Jika ini benar-benar mimpi, tolong jangan bangunkan aku jika itu hanya membuatmu pergi dan takkan pernah kembali.
oOo
Seorang laki-laki berjalan rusuh di sebuah lobi perusahaan, mengabaikan belasan karyawan yang menyapanya dengan hangat disertai senyuman yang indah atau mungkin bisa di bilang senyuman perayu. Dia terus berjalan mengabaikan, kepalanya fokus ke depan dan tatapanya yang tajam membuat beberapa karyawan di depan sana—yang baru saja keluar dari lift segera menyingkir tanpa mengucapkan sepatah katapun.
Laki-laki itu masuk, berselang beberapa detik suara dentingan lift menunjukan kalau dia sudah tiba di lantai yang ada di pikirannya. Sedikit membenahkan dasinya yang melenceng, lalu laki-laki itu kembali melangkah—masih dengan wajah dingin, tatapan yang tajam, dan langkah yang amat rusuh atau dengan arti lain, sebenarnya dia tidak ingin berada disini.
Brak!
Seluruh karyawan yang berada diluar ruangan laki-laki itu berjengit setelah mendengar bantingan pintu yang sangat kasar itu. Sebenarnya ini sudah untuk yang kesekian kalinya semenjak laki-laki itu masuk ke dalam bagian perusahaan ini.
Wajahnya sih sangat tampan malah melebihi kata tampan, tapi sifatnya yang sungguh menyebalkan membuat semua karyawati dengan senang hati menyingkir, tapi masih ada beberapa karyawati yang masih mengharapkan sesuatu dari laki-laki tampan itu.
Sekedar..
'hai'
'selamat pagi'
Oh! Mungin tidak perlu seperti itu bagaimana kalau laki-laki hanya tersenyum saja? Ahh, rasanya seperti ada ribuan kupu-kupu yang menggelitiki perut para gadis-gadis ini.
”Hallo?!”
”APA?!!” Laki-laki itu sampai beranjak dari kursinya karena mendengar perkataan yang paling menyebalkan dari seseorang di sebrang sana.
”Sekarang?!”
Tutt.. Tutt..
”Damn!”
Wajahnya memerah menahan kesal, rahangnya yang mulus itu seketika dihuni oleh beberapa urat yang menyembul. Ingin sekai dia berteriak mengeluarkan jutaan kata yang tersumbat di tenggorokannya.

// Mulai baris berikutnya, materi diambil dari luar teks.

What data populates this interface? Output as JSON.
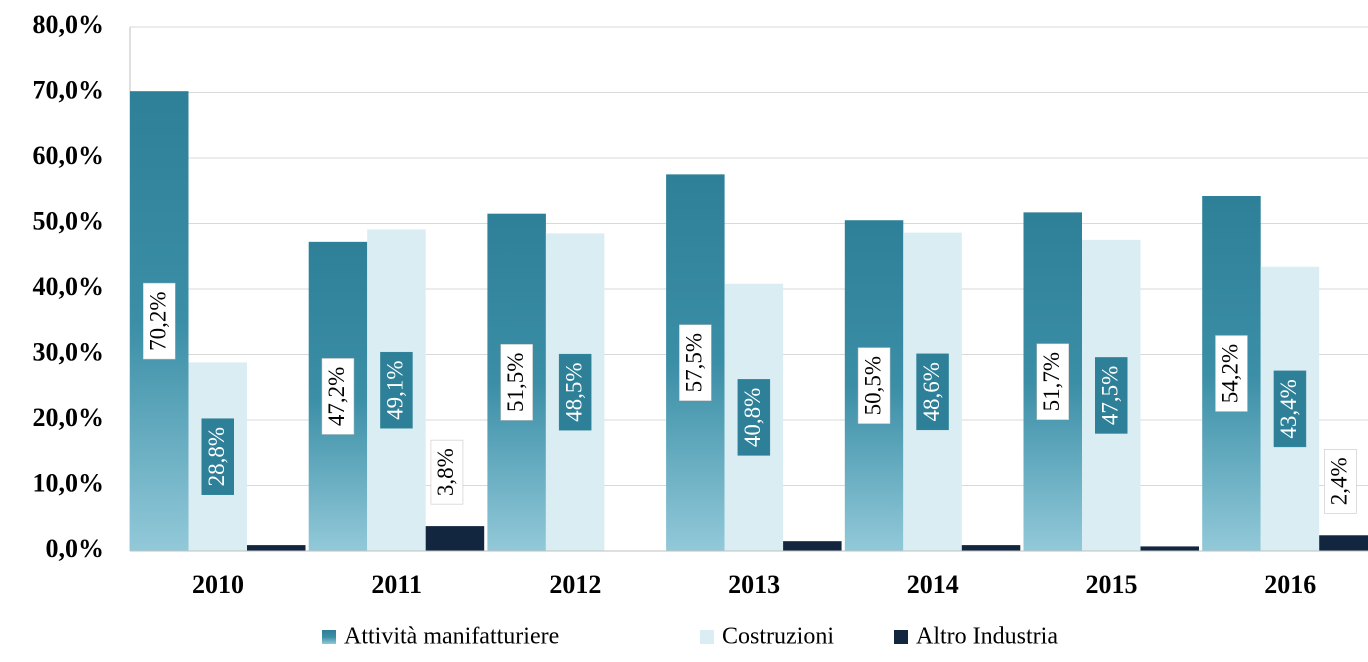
{
  "chart_data": {
    "type": "bar",
    "categories": [
      "2010",
      "2011",
      "2012",
      "2013",
      "2014",
      "2015",
      "2016"
    ],
    "series": [
      {
        "name": "Attività manifatturiere",
        "color": "#2e8098",
        "values": [
          70.2,
          47.2,
          51.5,
          57.5,
          50.5,
          51.7,
          54.2
        ],
        "value_labels": [
          "70,2%",
          "47,2%",
          "51,5%",
          "57,5%",
          "50,5%",
          "51,7%",
          "54,2%"
        ]
      },
      {
        "name": "Costruzioni",
        "color": "#daedf3",
        "values": [
          28.8,
          49.1,
          48.5,
          40.8,
          48.6,
          47.5,
          43.4
        ],
        "value_labels": [
          "28,8%",
          "49,1%",
          "48,5%",
          "40,8%",
          "48,6%",
          "47,5%",
          "43,4%"
        ]
      },
      {
        "name": "Altro Industria",
        "color": "#13263f",
        "values": [
          0.9,
          3.8,
          0,
          1.5,
          0.9,
          0.7,
          2.4
        ],
        "value_labels": [
          null,
          "3,8%",
          null,
          null,
          null,
          null,
          "2,4%"
        ]
      }
    ],
    "ylim": [
      0,
      80
    ],
    "yticks": [
      {
        "value": 0,
        "label": "0,0%"
      },
      {
        "value": 10,
        "label": "10,0%"
      },
      {
        "value": 20,
        "label": "20,0%"
      },
      {
        "value": 30,
        "label": "30,0%"
      },
      {
        "value": 40,
        "label": "40,0%"
      },
      {
        "value": 50,
        "label": "50,0%"
      },
      {
        "value": 60,
        "label": "60,0%"
      },
      {
        "value": 70,
        "label": "70,0%"
      },
      {
        "value": 80,
        "label": "80,0%"
      }
    ],
    "grid": true,
    "legend": "bottom"
  }
}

Laki-laki itu berdiri lalu melangkah keluar dengan gusar, ternyata ada beberapa karyawati yang berusaha mengintip keadaannya di dalam. Sungguh? Itu terlihat menyebalkan. Tapi Iqbaal tetap saja menanggapinya dengan biasa, dengan wajah dingin serta fokus matanya yang selalu ke depan. Tak ada satupun karyawan disini yang pernah mengobrol dengannya, tapi banyak karyawati yang berusaha bersikap `I'am always there for you`
”Tuan, ada sebuah mobil yang baru saja datang dan seorang supirnya mengatakan kalau dia akan menjemput tuan.” Seorang karyawan menyeimbangi langkah Iqbaal dengan ekspresi paling tolol—tangan saling tergenggam, tatapan sendu, bibir yang bergetar dan wajahnya yang sangat ketakutan.
”Saya bisa berangkat sendiri.” Katanya yang baru saja masuk ke dalam lift untuk kembali ke lantai dasar.

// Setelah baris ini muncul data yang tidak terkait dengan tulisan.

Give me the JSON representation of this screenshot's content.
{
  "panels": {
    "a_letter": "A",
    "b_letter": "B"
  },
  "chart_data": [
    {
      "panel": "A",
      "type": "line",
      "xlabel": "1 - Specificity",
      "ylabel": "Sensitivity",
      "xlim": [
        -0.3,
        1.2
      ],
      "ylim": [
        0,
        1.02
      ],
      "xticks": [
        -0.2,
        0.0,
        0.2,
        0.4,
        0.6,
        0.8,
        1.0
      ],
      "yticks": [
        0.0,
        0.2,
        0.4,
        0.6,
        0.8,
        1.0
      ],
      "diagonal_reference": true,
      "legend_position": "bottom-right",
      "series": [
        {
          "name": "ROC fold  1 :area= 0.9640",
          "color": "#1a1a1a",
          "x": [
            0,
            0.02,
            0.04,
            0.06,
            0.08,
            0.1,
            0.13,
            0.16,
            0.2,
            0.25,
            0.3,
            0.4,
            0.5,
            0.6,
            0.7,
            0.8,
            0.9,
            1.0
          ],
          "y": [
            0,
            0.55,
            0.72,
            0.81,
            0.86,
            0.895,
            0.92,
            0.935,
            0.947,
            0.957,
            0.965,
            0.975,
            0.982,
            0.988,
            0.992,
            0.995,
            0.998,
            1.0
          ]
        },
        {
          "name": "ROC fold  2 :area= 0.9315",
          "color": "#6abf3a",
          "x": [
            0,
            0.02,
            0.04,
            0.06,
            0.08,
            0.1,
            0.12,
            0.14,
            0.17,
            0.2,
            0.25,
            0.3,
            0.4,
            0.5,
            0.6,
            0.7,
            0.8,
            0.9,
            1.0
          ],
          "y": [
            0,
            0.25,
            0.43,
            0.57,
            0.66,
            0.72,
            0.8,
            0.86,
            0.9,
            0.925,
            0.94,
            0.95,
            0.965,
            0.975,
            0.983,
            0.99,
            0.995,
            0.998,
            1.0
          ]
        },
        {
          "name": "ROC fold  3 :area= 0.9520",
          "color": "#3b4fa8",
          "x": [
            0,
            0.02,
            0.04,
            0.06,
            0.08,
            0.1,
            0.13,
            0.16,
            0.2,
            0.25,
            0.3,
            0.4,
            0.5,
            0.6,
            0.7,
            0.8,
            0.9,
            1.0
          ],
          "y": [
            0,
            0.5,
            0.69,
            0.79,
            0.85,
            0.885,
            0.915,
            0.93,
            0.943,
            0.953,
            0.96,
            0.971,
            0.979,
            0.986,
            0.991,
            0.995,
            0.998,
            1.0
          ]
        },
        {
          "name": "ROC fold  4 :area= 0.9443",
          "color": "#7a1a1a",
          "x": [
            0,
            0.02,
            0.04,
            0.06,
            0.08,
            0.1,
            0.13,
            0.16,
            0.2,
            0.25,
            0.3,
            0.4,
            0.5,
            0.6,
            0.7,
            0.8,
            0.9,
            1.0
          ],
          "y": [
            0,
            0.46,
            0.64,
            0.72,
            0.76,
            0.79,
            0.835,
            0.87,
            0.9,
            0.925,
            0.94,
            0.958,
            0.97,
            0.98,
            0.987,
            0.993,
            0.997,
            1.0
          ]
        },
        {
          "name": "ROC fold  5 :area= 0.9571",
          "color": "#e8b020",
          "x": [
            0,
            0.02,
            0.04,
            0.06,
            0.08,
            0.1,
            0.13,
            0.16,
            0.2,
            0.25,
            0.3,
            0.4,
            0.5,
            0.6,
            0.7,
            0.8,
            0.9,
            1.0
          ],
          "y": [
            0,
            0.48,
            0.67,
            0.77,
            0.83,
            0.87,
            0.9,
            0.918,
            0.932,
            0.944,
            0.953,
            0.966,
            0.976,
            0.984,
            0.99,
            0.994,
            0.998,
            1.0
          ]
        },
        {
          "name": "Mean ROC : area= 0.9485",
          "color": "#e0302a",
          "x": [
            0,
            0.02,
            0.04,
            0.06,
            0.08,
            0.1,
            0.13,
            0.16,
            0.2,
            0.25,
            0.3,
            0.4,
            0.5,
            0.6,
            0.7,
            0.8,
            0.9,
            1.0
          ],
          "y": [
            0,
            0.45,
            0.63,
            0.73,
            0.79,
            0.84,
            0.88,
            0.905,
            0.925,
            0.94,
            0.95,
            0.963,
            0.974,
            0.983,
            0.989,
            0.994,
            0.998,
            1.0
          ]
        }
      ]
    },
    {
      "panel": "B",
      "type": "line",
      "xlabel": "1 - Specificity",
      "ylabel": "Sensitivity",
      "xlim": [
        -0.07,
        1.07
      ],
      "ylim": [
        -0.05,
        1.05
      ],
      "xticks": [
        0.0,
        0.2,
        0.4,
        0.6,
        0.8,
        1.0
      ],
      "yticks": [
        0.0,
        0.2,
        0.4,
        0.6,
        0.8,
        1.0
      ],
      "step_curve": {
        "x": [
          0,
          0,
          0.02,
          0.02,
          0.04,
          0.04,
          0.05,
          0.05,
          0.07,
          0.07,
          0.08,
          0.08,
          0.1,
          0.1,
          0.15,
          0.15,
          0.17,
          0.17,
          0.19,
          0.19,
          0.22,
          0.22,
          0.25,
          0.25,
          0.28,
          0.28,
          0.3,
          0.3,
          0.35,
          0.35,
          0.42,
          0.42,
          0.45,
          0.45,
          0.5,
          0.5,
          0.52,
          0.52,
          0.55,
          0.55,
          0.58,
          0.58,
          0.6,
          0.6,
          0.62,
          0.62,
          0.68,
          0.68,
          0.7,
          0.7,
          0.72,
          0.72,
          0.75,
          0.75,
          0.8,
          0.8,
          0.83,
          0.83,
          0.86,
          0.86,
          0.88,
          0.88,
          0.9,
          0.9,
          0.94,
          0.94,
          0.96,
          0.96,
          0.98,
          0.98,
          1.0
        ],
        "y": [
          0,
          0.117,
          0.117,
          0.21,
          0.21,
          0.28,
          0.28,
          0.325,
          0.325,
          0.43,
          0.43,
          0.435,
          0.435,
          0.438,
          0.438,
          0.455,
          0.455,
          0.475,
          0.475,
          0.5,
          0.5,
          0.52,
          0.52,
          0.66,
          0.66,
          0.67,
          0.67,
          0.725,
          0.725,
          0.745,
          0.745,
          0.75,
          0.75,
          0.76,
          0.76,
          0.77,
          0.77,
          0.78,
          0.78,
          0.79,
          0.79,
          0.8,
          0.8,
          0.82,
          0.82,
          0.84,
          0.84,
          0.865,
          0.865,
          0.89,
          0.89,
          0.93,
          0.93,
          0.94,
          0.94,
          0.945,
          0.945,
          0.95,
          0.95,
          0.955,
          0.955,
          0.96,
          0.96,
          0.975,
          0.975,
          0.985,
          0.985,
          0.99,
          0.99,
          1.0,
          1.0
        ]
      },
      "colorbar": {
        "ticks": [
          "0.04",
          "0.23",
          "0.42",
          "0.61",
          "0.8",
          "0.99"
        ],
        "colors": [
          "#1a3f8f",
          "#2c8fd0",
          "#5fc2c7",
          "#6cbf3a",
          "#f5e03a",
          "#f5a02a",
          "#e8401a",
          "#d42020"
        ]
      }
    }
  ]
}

”Tapi, dia bilang ini atas perintah tuan Karel.” Karyawan itu menambahkan dengan takut-takut.
Iqbaal menatapnya garang. ”Dia tidak berhak mengatur saya!” Iqbaal menegaskan, suaranya naik dua oktaf membuat karyawan itu menciut dan lebih memilih diam. ”Dan tolong, jangan panggil saya tuan karena disini saya hanya karyawan biasa. Permisi.”
Pintu lift tertutup dan menghilangkan sosok Iqbaal. Karyawan itu mendengus lalu berbalik meninggalkan lokasi. Walaupun sifat Iqbaal yang menyebalkan tapi dia orang yang sangat sopan, jadi tak ada satupun sifatnya yang kasar atau tatapannya yang dingin yang membekas di benak karyawa-karyawan disini

oOo
Rapat sepagi ini? Itu yang membuat Iqbaal kesal setengah mati saat keluar dari ruangannya. Di tambah lagi atas pemberitahuan salah satu karyawan yang mengatakan ada sopir pribadi yang akan menjemputnya, bukan, bukan itu permasalahannya, tapi saat karyawan itu mengatakan kalau sopir itu hadir atas perintah Tuan Muda Karel.

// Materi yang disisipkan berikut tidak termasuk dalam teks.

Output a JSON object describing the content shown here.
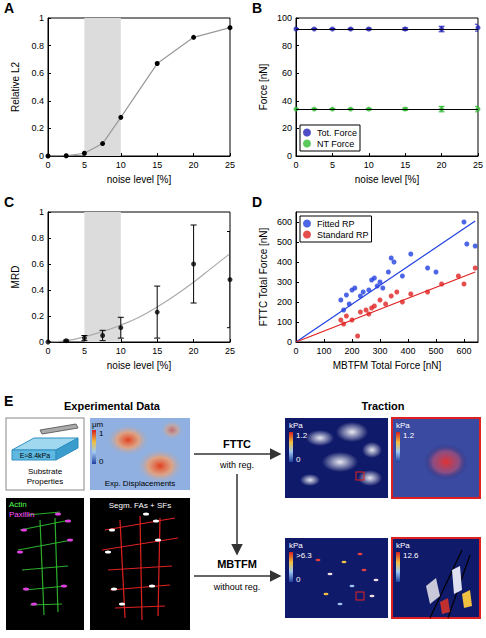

Angin pagi menyapa wajah Iqbaal saat dia baru saja keluar dari ruangan yang penuh kesesakan itu. Tidak pernah sekalipun dia berpikir untuk bergabung dengan perusahaan milik kakeknya.
Seorang pria paruh bayah menghampirinya.
”Tuan Karel memerintah saya untuk menjemput Anda,” beritahunya kikuk, kentara sekali dia takut melihat ekspresi kesal yang di pancarkan oleh laki-laki yang ada di hadapannya.
”Tidak perlu, saya bisa pergi sendiri.” ucap Iqbaal yang langsung berlalu menuju basement, tapi saat dia menerawang ke basement, dia tidak mendapati mobil miliknya. Kedua tangannya terkepal, lalu berbalik menghadap pria tadi.
Seolah sudah mengerti dengan tatapan itu, pria paruh bayah itu mengatakan sambil menunduk. ”Tuan Karel menyuruh seseorang untuk membawa pulang mobil Anda, lalu dia menyuruh saya untuk menjemput Anda karena mulai detik ini saya adalah supir pribadi Anda—maaf, maksud saya Tuan Muda Iqbaal, begitu katanya.”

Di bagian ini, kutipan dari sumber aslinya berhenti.